Tra gli imputati che hanno scelto la strada del patteggiamento ci sono ad esempio l'ex consigliere di Forza Italia Nicole Minetti, che in primo grado era stata condannata a un anno e 8 mesi e ha patteggiato una pena di 13 mesi (da aggiungere a quella da scontare per il processo Ruby, arrivando complessivamente a 3 anni e 11 mesi) , e Alessandro Colucci, deputato di Noi con l’Italia eletto nel collegio uninominale di Palazzolo sull’Oglio, che ha patteggiato 1 anno, 8 mesi e 20 giorni. Per il resto è stato confermato tutto l'impianto accusatorio, ma l'avvenuta prescrizione dei reati riferiti al 2008 ha comportato la rideterminazione, al ribasso, delle pene per diversi esponenti politici: è il caso, ad esempio, del clarense Enio Moretti, che in primo grado era stato condannato a 2 anni e 9 mesi ed ora dovrà scontare 2 anni e 8 mesi. Tuttavia, per Stefano Maullu, ex consigliere di Forza Italia passato ai Fratelli d'Italia (è europarlamentare) l'avvenuta prescrizione dell'annata 2008 ha esaurito l’intera accusa a suo carico, e per lui il processo si è concluso con un non luogo a procedere. La condanna più pesante resta quella dell'ex capogruppo della Lega Stefano Galli (4 anni e 2 mesi). Confermati i 2 anni e 6 mesi per Renzo Bossi, il figlio del fondatore della Lega Umberto Bossi.
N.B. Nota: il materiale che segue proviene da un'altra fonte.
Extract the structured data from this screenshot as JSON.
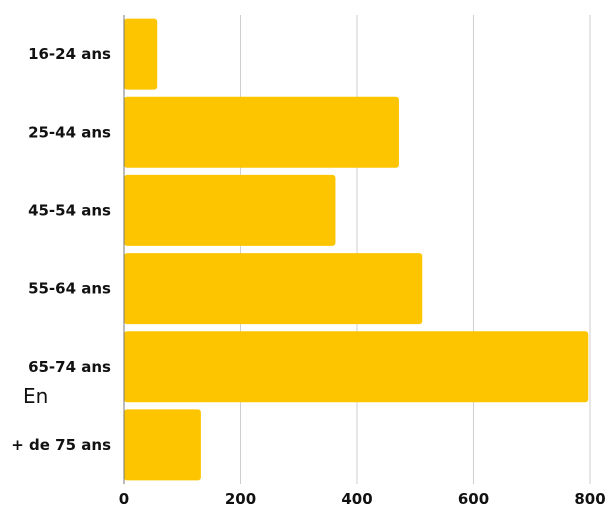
{
  "chart_data": {
    "type": "bar",
    "orientation": "horizontal",
    "categories": [
      "16-24 ans",
      "25-44 ans",
      "45-54 ans",
      "55-64 ans",
      "65-74 ans",
      "+ de 75 ans"
    ],
    "values": [
      57,
      472,
      363,
      512,
      797,
      132
    ],
    "xlim": [
      0,
      800
    ],
    "xticks": [
      "0",
      "200",
      "400",
      "600",
      "800"
    ],
    "grid": "vertical",
    "bar_color": "#fcc500",
    "annotation": "En"
  }
}
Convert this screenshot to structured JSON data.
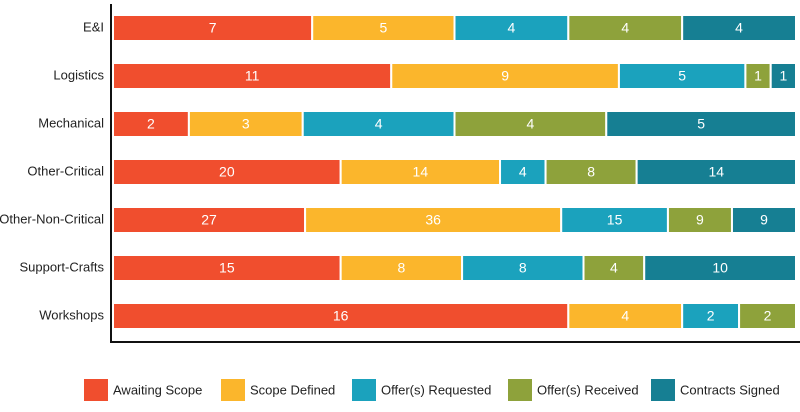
{
  "chart_data": {
    "type": "bar",
    "orientation": "horizontal",
    "stacking": "percent",
    "categories": [
      "E&I",
      "Logistics",
      "Mechanical",
      "Other-Critical",
      "Other-Non-Critical",
      "Support-Crafts",
      "Workshops"
    ],
    "series": [
      {
        "name": "Awaiting Scope",
        "color": "#f04e2e",
        "values": [
          7,
          11,
          2,
          20,
          27,
          15,
          16
        ]
      },
      {
        "name": "Scope Defined",
        "color": "#fbb62c",
        "values": [
          5,
          9,
          3,
          14,
          36,
          8,
          4
        ]
      },
      {
        "name": "Offer(s) Requested",
        "color": "#1ba2bd",
        "values": [
          4,
          5,
          4,
          4,
          15,
          8,
          2
        ]
      },
      {
        "name": "Offer(s) Received",
        "color": "#8ea23b",
        "values": [
          4,
          1,
          4,
          8,
          9,
          4,
          2
        ]
      },
      {
        "name": "Contracts Signed",
        "color": "#167f93",
        "values": [
          4,
          1,
          5,
          14,
          9,
          10,
          null
        ]
      }
    ],
    "legend": "bottom"
  }
}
Coinvolti sette esponenti bresciani

Tra i bresciani coinvolti, oltre al clarense Enio Moretti, Gianmarco Quadrini dell’Udc (1 anno e 11 mesi), Pierluigi Toscani ex vicesindaco leghista di Rovato (1 anno e 8 mesi), Monica Rizzi, ex assessore della Lega (2 anni e 1 mese), Alessandro Marelli del Carroccio (1 anno e 9 mesi), Margherita Peroni, ex assessore di Forza Italia (1 anno, 7 mesi e 15 giorni) e Vanni Ligasacchi di Forza Italia (1 anno e 5 mesi). GIà annunciato il ricorso in Cassazione contro la sentenza d'appello.